The old man shook his head and turned to eye Pensivemo above his rimless glasses. ‘Son … now I’m a just sort of person. My grandfather was old enough to have worked as a slave in the fields and I am old enough to hear stories straight from his mouth. I know what it’s like to look at criminals with a shamelessly empty eye so that we might do what needs to be done to get that criminal rehabilitated and reformed back into society … And as democratic as I am, I have to say, now, I certainly hope that maybe one day you will be in such a state that you are ready to be reformed and rehabilitated as a functioning human being, but your file here is a perfect example of a man that cares so little about the well-being of others and so much about his own personal jollies that he’s willing to lay to waste all that is good and every conventional reaction to his situation. Are you understanding what I’m saying?’

‘Tell me my charges,’ Pensivemo said.

‘Son, there are certain laws that transcend the law,’ the old man said. ‘Do you understand me? Even if you weren’t in this room, the things that you’ve done wrong would be charged by the very streets in which you live. You’d be charged by all of humanity and all your responsibilities crying out from all the future before you, and which you neglect, by the way.’

‘Well, what’s my sentence? Can you tell me that or how long it is if you can’t tell me my crime?’
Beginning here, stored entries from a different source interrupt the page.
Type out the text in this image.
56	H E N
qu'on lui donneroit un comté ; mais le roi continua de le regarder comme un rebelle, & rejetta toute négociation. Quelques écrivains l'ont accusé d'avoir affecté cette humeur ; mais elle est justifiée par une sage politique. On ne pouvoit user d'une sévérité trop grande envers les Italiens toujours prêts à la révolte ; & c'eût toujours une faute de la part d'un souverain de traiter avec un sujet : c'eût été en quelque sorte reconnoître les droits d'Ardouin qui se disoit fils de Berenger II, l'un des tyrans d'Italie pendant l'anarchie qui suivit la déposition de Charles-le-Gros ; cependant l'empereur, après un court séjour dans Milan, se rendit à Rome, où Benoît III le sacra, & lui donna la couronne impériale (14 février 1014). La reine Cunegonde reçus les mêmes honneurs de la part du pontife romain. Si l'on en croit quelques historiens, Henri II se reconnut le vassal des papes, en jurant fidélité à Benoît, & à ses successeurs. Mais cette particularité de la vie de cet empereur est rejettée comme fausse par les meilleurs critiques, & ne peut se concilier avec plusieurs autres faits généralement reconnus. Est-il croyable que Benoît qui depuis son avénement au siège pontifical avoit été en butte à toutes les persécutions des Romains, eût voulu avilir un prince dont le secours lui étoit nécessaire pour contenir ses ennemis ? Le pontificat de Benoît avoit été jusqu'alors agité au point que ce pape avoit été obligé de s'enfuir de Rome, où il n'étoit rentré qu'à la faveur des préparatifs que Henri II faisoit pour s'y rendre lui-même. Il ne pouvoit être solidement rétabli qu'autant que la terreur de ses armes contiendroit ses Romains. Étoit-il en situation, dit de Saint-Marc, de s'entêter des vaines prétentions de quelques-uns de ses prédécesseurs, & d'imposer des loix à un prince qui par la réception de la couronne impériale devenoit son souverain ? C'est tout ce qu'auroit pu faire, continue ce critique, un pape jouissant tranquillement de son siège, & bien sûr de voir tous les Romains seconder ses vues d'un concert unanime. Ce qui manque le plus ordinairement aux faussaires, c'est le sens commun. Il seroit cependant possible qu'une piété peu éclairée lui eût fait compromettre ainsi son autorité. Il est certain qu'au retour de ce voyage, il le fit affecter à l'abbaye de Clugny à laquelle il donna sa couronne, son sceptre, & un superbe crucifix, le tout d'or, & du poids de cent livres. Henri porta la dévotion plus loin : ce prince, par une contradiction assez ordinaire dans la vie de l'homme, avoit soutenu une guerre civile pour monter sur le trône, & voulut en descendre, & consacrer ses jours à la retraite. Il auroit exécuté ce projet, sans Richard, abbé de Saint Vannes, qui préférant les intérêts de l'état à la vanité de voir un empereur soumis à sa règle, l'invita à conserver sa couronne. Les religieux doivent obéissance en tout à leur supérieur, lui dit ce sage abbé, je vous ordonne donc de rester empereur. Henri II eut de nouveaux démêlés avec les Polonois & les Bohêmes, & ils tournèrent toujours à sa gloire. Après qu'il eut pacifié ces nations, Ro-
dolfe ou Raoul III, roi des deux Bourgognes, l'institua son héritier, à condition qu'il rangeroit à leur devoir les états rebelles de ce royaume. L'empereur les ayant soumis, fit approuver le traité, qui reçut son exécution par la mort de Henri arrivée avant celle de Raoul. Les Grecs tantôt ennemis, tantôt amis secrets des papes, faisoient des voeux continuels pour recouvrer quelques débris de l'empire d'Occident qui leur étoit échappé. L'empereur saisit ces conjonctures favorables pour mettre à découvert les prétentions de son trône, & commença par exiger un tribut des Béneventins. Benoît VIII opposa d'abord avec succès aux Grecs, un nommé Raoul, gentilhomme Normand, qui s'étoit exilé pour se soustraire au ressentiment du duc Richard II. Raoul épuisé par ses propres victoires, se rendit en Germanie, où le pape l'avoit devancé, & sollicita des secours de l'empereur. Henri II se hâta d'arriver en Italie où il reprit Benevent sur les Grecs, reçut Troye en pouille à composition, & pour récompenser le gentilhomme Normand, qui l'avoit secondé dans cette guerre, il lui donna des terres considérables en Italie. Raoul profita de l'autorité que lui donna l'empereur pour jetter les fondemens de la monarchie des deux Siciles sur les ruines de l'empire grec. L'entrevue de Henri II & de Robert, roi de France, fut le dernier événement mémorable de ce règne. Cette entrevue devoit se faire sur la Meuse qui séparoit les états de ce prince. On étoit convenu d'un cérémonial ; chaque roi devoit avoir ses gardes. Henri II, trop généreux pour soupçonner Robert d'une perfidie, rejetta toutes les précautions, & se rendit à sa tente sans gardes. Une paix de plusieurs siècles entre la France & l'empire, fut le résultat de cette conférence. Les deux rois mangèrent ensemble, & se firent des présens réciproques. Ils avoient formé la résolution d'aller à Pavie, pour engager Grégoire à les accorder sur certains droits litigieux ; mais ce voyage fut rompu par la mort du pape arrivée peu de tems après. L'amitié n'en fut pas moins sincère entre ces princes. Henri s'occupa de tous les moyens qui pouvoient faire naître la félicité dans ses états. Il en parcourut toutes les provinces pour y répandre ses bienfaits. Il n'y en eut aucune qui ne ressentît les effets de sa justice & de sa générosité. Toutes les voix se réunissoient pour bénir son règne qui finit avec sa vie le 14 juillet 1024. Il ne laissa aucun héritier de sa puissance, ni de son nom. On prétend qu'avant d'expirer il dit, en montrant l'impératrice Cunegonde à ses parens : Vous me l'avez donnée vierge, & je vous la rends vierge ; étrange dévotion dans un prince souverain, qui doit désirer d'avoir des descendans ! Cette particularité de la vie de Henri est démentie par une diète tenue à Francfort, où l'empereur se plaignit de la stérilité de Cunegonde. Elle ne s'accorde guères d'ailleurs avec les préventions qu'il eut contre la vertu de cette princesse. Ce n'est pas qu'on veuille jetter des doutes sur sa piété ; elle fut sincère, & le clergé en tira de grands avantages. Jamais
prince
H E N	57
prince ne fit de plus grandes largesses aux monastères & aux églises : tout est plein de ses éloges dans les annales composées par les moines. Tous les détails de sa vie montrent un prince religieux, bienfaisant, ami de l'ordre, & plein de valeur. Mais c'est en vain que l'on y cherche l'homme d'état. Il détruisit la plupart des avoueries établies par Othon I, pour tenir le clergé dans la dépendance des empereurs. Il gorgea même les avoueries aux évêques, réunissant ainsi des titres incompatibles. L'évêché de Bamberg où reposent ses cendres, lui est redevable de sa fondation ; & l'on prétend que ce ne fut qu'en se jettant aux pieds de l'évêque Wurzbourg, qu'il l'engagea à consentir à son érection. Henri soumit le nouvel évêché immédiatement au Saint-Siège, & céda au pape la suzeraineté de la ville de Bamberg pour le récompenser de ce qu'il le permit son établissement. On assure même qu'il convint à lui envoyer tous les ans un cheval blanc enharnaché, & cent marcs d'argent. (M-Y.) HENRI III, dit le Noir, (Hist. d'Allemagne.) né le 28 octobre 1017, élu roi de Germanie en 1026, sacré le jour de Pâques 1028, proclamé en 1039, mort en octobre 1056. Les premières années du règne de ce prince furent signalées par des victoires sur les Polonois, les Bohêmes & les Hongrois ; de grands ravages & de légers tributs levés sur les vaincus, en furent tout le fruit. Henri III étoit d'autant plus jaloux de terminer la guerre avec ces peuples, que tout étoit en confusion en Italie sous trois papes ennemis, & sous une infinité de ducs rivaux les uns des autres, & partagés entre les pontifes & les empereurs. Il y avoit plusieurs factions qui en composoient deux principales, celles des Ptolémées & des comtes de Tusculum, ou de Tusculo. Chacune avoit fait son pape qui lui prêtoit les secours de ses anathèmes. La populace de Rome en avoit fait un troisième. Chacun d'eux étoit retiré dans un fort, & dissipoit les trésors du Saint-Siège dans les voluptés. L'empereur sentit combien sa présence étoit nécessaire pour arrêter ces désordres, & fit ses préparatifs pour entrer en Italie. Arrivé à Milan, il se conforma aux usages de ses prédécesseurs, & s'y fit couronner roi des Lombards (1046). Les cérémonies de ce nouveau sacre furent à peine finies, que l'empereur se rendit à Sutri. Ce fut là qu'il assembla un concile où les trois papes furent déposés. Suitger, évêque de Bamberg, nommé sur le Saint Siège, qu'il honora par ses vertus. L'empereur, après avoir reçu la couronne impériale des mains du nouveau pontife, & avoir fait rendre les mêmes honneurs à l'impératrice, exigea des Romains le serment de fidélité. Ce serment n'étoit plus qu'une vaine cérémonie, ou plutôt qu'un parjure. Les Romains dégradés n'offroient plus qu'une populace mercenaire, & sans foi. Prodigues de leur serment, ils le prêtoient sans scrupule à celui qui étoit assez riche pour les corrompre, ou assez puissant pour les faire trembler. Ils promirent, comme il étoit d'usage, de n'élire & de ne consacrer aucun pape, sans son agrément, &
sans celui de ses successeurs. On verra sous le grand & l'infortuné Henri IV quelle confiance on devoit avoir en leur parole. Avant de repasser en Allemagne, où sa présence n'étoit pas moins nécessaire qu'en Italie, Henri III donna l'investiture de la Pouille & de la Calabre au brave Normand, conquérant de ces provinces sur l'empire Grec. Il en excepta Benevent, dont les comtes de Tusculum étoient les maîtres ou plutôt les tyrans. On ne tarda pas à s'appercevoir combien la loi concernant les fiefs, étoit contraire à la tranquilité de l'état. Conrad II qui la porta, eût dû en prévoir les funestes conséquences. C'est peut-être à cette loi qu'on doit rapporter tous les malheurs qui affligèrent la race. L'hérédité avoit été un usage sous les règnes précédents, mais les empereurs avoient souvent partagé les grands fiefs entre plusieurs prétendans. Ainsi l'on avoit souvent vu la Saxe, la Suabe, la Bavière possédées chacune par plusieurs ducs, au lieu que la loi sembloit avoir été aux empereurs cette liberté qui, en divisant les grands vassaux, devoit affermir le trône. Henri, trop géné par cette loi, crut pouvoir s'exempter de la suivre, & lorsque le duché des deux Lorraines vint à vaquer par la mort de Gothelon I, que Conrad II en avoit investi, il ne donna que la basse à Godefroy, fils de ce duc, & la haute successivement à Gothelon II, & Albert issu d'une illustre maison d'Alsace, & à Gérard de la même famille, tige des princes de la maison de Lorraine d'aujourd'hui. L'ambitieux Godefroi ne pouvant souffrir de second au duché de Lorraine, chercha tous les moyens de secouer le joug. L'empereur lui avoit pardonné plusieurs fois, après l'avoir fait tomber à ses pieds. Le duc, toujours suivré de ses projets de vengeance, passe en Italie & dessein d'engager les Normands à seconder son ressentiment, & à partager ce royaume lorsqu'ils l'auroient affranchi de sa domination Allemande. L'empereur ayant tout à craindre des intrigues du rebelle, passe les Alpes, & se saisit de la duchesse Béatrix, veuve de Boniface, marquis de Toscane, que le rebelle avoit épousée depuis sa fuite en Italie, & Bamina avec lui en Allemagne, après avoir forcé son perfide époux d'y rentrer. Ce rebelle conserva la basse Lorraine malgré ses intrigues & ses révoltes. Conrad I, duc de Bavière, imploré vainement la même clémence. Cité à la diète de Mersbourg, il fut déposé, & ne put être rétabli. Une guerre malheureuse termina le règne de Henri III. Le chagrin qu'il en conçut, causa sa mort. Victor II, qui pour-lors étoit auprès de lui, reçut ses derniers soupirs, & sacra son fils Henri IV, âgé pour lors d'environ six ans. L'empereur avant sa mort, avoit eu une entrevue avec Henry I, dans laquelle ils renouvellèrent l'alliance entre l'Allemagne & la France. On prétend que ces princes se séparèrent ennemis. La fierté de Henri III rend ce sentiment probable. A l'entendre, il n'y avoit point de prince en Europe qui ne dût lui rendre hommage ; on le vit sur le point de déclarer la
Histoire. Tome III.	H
‘Hey, listen!’ a voice called from the entrance of the room. It was Dr. Sintek. He marched up, his red jowls jiggling, his lip and right eye twitching. He shoved past the big man, who lifted his hands with an offended frown, and squeezed past the old man to get to the computer. ‘I’m shutting this down.’ He looked down venomously at the old man and up at the big man. ‘You know damned well you’re not supposed to be reading anyone’s file.’ He turned back to Pensivemo and said, ‘Come on. Let’s get back to your room.’

Pensivemo followed him into the hallway and said, ‘Hey, thanks. Those guys are bit antagonistic, aren’t they?’

‘Oh, you noticed?’ Sintek said, walking faster with each stride so that Pensivemo almost had to jog. ‘They’re like that all the time. They’re contractors. Absolute cowboys. Some of them are actually hired right out of a mental institution. Others are just temp workers. Glorified security is what it is.’

‘Who was that old man?’

‘Chealy,’ Sintek said. ‘He’s full of bad tidings of very little joy.’ Back in his room, Sintek frowned and said, ‘Does it smell like pot in here to you?’

Pensivemo frowned. ‘I don’t smell anything.’

Sintek tossed a hand and raised his eyebrows. ‘Could be coming through the vent. Anyway, listen, I’m going to help you out here with your sentence.